The philosophy behind the task force report is fundamentally one of political intervention, although of undefined dimensions. This explains why, despite the difficulties that it acknowledges itself, the report persists in the belief that business can and must organize itself into associations, which would make things much simpler for Ottawa. It explains why civil servants discussing the issue suggest a government agency to direct businessmen to the officials relevant to their particular problem, although this function is already filled by private entrepreneurs. They’re called lobbyists. But they’re poorly regarded by current opinion, which would prefer that corporate executives communicate with government by standing outside Ottawa office blocks and shouting through a bullhorn.

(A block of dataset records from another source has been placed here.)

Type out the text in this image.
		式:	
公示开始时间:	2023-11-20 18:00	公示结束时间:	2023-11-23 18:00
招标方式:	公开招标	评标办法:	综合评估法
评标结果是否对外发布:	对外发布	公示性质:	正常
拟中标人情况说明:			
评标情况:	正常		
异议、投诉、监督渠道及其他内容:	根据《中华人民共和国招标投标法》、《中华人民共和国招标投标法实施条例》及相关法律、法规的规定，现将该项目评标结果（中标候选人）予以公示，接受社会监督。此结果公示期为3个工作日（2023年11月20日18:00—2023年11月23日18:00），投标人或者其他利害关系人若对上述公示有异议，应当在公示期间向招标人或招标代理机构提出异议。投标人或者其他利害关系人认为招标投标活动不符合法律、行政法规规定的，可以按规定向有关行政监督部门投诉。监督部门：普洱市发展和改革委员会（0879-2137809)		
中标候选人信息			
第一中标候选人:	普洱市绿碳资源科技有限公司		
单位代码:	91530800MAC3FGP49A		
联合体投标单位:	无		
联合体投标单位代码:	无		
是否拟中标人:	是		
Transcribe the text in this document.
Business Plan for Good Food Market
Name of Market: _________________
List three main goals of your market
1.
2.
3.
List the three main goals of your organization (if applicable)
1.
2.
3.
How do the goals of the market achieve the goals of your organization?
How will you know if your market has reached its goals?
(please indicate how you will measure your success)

Canada has now reached the point where government intervention in the economy cannot proceed further without serious disorientation of the business com -munity, but where the attempt to integrate it (and the labor unions) into the process devalues parliament and introduces the beginnings of a corporate state—cosmetic “reprivatization” notwithstanding. The only alternative to the inefficiencies and loss of freedom this entails is to halt and reverse the growth of the whole paternalistic and ultimately unstable apparatus of the welfare state, just as the structure of feudalism was dismantled at the start of the industrial revolution. Of this radical return to individualism there is, needless to say, no sign whatever.